This repository contains a university course project that implements an assembler program. The assembler translates code written in a defined assembly language into machine code. It processes the input file, detects syntax and semantic errors, and generates an output file compatible with a simulated computer.
- Input Handling: Reads assembly language source files.
- Error Detection: Identifies syntax and semantic errors in the input files.
- Output Generation: Produces machine code files in a format compatible with the simulated hardware.
The assembly language used in this project is tailored to a simulated computer model. It includes:
- Registers (r0 to r7)
- Memory management
- A set of predefined instructions
- Support for basic arithmetic, branching, and memory operations
Compile the assembler using the MakeFile:
makeRun the assembler with an input assembly file:
./assembler input.asmThe assembler generates three types of output files for valid assembly programs:
The object file contains the complete memory image, including both the code segment and the data segment.
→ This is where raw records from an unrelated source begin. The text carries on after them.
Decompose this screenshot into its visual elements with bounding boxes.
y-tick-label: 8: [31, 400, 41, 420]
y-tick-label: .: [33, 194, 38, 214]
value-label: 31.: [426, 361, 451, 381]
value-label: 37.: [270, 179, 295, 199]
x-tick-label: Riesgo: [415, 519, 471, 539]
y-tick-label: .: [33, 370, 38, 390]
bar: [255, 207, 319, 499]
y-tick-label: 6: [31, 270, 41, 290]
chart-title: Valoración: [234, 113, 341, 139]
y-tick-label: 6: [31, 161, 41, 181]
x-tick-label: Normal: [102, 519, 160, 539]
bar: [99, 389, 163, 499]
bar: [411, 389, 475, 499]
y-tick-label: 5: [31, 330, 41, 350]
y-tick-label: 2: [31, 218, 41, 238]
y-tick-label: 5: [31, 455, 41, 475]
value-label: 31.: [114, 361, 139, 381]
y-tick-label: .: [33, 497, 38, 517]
The file format is as follows:
- First Line: A header line with two decimal values, separated by a space:
- The total length of the code segment (in memory words).
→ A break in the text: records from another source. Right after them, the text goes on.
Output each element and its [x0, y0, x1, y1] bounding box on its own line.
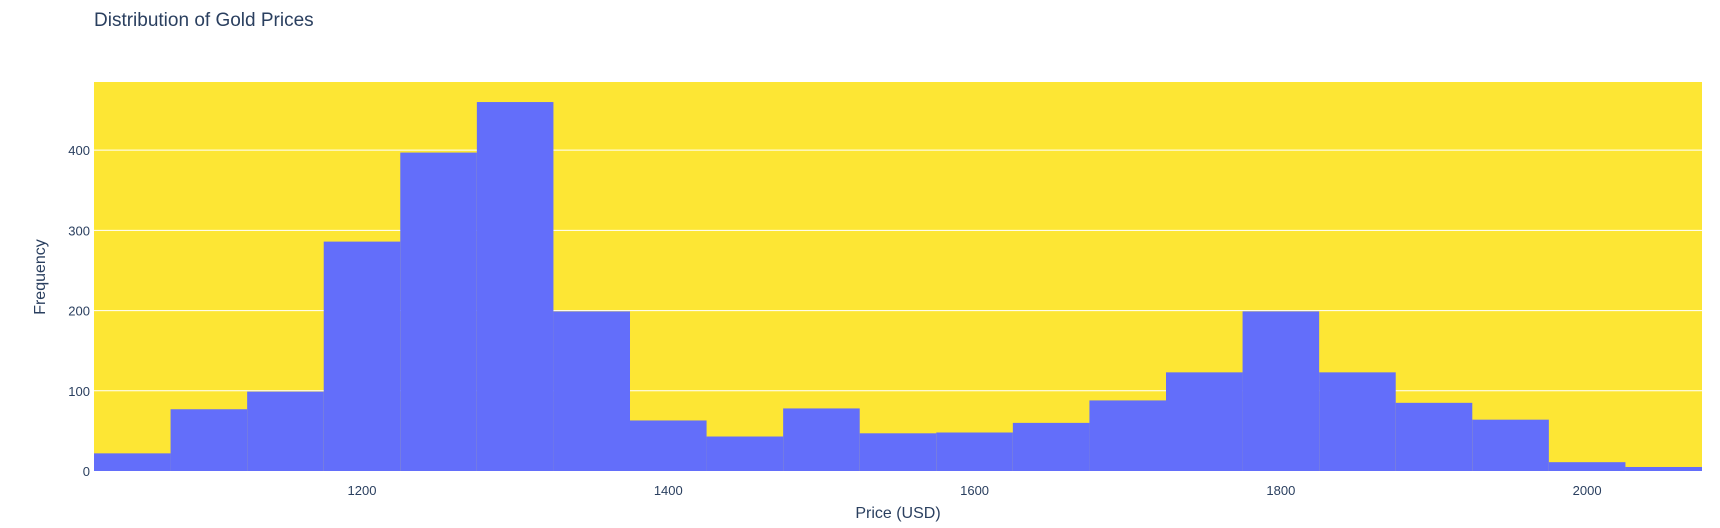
histogram-bar [170, 409, 248, 471]
histogram-bar [323, 241, 401, 471]
y-axis-title: Frequency [32, 239, 49, 315]
histogram-bar [1472, 419, 1549, 471]
x-tick-label: 1200 [348, 483, 377, 498]
histogram-bar [476, 102, 554, 471]
x-tick-label: 2000 [1573, 483, 1602, 498]
histogram-bar [94, 453, 171, 471]
y-tick-label: 0 [83, 464, 90, 479]
y-tick-label: 200 [68, 304, 90, 319]
bars [94, 102, 1702, 472]
x-tick-label: 1600 [960, 483, 989, 498]
x-tick-label: 1400 [654, 483, 683, 498]
histogram-bar [630, 420, 707, 471]
histogram-bar [553, 311, 630, 471]
y-tick-label: 300 [68, 223, 90, 238]
histogram-bar [1166, 372, 1243, 471]
y-tick-label: 400 [68, 143, 90, 158]
y-tick-label: 100 [68, 384, 90, 399]
histogram-bar [1319, 372, 1396, 471]
x-tick-label: 1800 [1266, 483, 1295, 498]
histogram-bar [936, 432, 1013, 471]
y-axis-ticks: 0 100 200 300 400 [68, 143, 90, 479]
histogram-bar [1089, 400, 1166, 471]
histogram-bar [247, 391, 324, 471]
histogram-bar [1395, 402, 1473, 471]
histogram-bar [859, 433, 937, 471]
histogram-bar [1242, 311, 1320, 471]
chart-title: Distribution of Gold Prices [94, 10, 314, 31]
x-axis-ticks: 1200 1400 1600 1800 2000 [348, 483, 1602, 498]
x-axis-title: Price (USD) [855, 505, 940, 522]
histogram-bar [1012, 422, 1090, 471]
histogram-bar [783, 408, 860, 471]
histogram-bar [706, 436, 784, 471]
histogram-bar [400, 152, 477, 472]
histogram-bar [1548, 462, 1626, 471]
histogram-bar [1625, 466, 1702, 471]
- The total length of the data segment (in memory words).
- Following Lines: Each line represents a memory word and contains:
- The address of the memory word (in decimal, 4 digits, including leading zeros).
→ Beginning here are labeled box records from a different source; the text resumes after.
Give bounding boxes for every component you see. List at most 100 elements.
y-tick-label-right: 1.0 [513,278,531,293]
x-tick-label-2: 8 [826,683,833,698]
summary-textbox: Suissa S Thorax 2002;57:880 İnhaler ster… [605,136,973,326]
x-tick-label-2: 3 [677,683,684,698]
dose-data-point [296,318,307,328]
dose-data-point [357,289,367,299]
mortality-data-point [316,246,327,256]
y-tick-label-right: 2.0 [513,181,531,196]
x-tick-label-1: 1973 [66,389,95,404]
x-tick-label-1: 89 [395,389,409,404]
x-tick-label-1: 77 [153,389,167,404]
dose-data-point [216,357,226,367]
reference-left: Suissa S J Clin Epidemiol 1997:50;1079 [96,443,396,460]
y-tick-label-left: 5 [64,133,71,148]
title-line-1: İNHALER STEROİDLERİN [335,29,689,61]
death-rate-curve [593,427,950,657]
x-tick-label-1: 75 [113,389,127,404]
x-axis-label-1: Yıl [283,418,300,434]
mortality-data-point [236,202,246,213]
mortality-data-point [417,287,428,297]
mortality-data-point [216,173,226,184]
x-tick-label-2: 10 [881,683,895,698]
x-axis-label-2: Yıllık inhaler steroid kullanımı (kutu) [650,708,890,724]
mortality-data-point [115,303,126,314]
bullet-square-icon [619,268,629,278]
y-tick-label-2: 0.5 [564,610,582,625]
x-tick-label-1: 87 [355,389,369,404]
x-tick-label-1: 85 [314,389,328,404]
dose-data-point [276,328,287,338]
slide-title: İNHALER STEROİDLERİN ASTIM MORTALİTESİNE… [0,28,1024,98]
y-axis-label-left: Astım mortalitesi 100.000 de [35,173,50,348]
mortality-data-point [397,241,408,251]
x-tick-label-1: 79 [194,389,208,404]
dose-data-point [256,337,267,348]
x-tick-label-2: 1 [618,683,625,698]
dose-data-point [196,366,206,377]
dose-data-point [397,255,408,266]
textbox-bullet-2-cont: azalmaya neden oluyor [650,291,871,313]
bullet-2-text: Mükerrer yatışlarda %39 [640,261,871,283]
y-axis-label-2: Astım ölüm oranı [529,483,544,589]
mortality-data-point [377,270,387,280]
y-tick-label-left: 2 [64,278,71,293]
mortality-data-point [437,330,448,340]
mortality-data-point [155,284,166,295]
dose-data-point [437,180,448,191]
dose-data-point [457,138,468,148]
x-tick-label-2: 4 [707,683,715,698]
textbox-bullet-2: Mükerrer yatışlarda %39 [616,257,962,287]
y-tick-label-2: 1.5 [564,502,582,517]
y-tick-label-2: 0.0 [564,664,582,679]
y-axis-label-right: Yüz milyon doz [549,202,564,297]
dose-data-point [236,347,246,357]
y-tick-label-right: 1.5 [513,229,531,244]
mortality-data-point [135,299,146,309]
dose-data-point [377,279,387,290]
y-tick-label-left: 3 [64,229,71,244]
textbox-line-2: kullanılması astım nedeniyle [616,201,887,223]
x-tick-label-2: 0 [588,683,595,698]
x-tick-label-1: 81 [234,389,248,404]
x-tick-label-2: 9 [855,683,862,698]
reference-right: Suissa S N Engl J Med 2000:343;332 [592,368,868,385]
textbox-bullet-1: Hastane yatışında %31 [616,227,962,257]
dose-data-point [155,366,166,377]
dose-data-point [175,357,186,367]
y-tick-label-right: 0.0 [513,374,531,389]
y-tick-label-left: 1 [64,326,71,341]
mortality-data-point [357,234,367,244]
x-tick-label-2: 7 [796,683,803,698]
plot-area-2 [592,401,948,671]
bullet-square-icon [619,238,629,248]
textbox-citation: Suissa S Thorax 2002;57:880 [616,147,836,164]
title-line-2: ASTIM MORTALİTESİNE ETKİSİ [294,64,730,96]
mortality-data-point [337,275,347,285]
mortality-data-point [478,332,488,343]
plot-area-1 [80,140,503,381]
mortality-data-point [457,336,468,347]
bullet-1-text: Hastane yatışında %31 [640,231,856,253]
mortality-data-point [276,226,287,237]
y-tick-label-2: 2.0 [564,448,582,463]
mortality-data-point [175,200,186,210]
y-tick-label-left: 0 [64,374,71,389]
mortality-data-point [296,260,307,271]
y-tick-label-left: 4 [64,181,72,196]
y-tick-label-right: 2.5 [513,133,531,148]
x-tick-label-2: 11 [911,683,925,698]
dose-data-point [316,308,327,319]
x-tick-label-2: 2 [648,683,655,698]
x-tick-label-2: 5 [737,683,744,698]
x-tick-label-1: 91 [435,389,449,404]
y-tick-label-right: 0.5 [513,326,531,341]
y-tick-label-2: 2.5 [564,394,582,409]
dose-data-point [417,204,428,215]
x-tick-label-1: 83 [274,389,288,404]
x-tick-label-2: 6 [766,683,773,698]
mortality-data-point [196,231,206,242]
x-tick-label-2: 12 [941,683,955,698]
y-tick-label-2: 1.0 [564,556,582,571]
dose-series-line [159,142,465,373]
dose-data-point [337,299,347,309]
- The content of the memory word (in octal, 5 digits).
- There is a single space between the address and the content.
The entries file contains all the symbols defined as .entry in the assembly program. The format is:
- One line per symbol.
- Each line contains:
- The symbol name.
- The address of the symbol (in decimal).
- A single space separates the symbol name and the address.
- The order of the lines is not significant.
The externals file contains the usage of symbols defined as .external in the assembly program. The format is:
- One line per external reference.
- Each line contains:
- The symbol name.
- The address in the code segment where the external symbol is referenced (in decimal).
- A single space separates the symbol name and the address.
- Multiple lines may exist for the same external symbol if it is referenced at multiple locations.
- The order of the lines is not significant.